Electromechanical dyssynchrony occurs ubiquitously following tetralogy of Fallot (TOF) repair, manifesting electrically as a wide QRS duration and mechanically as a right-sided septal/apical flash. Early septal activation and prestretch of the right ventricular (RV) basal lateral wall followed by its postsystolic shortening contributes to inefficient RV mechanics. However, a right-sided septal flash is a dichotomous finding, and the severity of RV dyssynchrony as a continuous spectrum in relationship to RV dysfunction and clinical outcomes in patients with repaired TOF has not been studied.
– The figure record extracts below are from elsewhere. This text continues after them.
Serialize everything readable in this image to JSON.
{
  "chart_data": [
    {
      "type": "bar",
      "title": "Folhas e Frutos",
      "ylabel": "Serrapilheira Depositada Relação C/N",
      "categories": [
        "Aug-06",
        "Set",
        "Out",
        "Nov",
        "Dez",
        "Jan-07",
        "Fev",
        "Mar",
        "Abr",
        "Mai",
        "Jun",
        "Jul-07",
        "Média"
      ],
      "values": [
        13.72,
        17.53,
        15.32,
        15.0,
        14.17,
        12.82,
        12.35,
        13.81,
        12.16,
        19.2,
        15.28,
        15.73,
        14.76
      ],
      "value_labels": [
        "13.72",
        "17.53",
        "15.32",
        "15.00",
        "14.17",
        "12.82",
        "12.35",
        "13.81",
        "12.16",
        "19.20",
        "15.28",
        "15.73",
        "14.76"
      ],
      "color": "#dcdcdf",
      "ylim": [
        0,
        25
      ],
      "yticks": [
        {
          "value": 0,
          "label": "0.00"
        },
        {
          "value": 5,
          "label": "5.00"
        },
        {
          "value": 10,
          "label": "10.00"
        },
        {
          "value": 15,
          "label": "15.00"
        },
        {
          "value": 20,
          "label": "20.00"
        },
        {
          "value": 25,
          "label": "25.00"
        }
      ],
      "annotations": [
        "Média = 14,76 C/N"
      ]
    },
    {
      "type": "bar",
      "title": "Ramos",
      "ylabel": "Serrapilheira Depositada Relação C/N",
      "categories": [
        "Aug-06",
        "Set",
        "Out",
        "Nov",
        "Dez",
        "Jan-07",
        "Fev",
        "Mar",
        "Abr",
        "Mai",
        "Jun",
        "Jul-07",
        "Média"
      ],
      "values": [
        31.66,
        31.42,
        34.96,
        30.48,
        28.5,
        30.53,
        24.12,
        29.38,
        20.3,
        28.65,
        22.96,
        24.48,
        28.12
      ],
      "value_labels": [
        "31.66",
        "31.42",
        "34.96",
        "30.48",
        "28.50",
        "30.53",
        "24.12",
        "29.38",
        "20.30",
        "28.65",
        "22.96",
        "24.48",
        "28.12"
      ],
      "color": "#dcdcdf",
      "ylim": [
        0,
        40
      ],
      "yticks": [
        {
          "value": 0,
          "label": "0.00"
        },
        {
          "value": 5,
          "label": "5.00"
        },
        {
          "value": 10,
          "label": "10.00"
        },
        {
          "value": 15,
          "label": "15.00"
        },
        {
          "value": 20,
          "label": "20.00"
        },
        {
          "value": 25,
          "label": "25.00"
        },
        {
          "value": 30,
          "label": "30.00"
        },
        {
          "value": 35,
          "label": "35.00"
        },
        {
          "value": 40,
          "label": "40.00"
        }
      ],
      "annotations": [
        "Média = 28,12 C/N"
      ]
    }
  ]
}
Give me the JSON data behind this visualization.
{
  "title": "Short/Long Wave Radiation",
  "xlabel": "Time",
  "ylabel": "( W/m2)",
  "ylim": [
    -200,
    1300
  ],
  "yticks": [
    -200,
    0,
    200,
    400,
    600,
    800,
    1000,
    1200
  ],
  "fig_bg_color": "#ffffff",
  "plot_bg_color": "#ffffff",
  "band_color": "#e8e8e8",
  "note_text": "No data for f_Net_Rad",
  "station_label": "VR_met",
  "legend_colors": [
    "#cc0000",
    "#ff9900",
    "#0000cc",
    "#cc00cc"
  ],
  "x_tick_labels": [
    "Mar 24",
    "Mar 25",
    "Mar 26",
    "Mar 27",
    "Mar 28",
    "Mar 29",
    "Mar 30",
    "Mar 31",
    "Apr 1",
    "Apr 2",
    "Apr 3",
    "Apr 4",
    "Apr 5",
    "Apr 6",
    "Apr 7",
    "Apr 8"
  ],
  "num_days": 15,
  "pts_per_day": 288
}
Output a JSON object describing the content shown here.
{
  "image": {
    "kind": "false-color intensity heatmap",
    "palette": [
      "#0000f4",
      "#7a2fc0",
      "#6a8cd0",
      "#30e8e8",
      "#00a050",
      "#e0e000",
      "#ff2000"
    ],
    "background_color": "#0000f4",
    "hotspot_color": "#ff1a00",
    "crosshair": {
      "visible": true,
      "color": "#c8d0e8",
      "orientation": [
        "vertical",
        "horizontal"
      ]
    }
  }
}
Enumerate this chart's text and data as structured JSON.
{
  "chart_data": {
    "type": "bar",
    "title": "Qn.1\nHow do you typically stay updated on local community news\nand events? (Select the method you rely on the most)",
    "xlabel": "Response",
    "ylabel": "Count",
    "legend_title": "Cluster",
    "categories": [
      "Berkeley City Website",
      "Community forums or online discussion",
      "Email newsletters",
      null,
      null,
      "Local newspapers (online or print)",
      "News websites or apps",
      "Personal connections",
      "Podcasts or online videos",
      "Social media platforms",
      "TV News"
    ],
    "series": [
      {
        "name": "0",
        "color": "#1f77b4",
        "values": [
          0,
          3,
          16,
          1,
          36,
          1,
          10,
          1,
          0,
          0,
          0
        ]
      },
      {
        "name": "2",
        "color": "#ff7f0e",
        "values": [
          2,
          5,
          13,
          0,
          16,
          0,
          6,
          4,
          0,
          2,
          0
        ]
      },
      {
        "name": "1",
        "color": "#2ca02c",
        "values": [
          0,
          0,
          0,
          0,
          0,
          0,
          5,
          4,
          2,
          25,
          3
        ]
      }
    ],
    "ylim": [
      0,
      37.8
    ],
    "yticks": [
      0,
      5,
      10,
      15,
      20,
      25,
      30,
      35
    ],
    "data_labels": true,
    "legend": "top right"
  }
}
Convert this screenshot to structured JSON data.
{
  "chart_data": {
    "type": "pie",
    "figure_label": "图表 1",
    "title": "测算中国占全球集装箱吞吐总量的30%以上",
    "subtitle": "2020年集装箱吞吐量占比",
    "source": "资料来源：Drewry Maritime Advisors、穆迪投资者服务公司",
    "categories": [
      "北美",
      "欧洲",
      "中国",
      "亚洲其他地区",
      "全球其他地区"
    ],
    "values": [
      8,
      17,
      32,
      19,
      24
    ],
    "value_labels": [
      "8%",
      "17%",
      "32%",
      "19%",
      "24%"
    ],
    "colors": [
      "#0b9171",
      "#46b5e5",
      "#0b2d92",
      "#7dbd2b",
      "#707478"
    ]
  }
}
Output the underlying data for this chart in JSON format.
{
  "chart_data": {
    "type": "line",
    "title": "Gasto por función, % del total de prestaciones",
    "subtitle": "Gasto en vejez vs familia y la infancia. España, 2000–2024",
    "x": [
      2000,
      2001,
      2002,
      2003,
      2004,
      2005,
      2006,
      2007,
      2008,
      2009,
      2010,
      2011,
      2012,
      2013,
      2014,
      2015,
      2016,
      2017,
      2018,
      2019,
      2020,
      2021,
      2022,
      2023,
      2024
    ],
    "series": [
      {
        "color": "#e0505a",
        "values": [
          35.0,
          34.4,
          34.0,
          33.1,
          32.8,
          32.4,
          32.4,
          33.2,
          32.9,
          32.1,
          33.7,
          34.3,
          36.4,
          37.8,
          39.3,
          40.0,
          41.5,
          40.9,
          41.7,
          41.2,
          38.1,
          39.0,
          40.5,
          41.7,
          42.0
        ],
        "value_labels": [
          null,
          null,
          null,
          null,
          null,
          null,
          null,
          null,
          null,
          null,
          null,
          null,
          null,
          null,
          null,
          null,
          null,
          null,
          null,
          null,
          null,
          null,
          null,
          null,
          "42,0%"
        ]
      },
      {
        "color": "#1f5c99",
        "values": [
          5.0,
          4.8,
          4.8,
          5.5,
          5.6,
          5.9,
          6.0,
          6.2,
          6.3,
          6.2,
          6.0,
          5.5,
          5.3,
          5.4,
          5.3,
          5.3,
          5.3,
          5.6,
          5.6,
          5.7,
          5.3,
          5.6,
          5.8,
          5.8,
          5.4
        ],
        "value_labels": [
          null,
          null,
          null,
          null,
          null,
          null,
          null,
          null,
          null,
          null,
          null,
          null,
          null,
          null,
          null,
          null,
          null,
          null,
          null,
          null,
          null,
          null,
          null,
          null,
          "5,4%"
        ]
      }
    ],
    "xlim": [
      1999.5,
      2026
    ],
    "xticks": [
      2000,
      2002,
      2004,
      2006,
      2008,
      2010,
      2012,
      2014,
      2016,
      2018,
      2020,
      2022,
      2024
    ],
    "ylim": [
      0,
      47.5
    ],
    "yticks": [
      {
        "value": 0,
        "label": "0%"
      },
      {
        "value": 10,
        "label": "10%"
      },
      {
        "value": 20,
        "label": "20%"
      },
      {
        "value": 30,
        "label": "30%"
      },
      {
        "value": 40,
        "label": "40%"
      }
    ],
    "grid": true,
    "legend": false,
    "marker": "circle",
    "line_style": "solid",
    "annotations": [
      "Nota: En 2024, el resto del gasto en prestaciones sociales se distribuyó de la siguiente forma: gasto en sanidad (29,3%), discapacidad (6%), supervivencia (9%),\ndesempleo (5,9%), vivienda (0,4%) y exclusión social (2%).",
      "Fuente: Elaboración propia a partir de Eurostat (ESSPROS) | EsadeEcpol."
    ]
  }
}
The aim of this study was to quantify the severity of electromechanical dyssynchrony in relation to RV remodeling and clinical outcomes in a pediatric cohort following TOF repair.Methods:
A retrospective analysis was performed in 81 children with RV volume loading after TOF repair, aged 13.6 ± 2.9 years, and compared with 50 matched control subjects.Results:
Patients had higher RV basal-lateral prestretch and postsystolic strain amplitude and duration, RV mechanical dispersion, and basal lateral-septal wall delay compared with control subjects (P < .001 for all). All intra-RV dyssynchrony timing parameters were associated with reduced cardiac magnetic resonance–derived RV ejection fraction and/or echocardiography–derived RV longitudinal strain. Prestretch duration as a percentage of total shortening time and RV basal lateral–to–midseptal delay were independently associated with RV dysfunction. Postsystolic strain amplitude was higher in patients with ventricular arrhythmias compared with arrhythmia-free patients (7.8% [4.2%–13%] vs 2.0% [0%–12.5%], P = .03).Conclusion:
RV prestretch duration, postsystolic strain, and RV lateral-septal delay quantify RV electromechanical dyssynchrony severity and reflect the underlying pathophysiology. The prestretch duration percentage and RV basal lateral–to–midseptal delay were independently associated with RV dysfunction, potentially providing a clinical tool to quantify RV electromechanical dyssynchrony.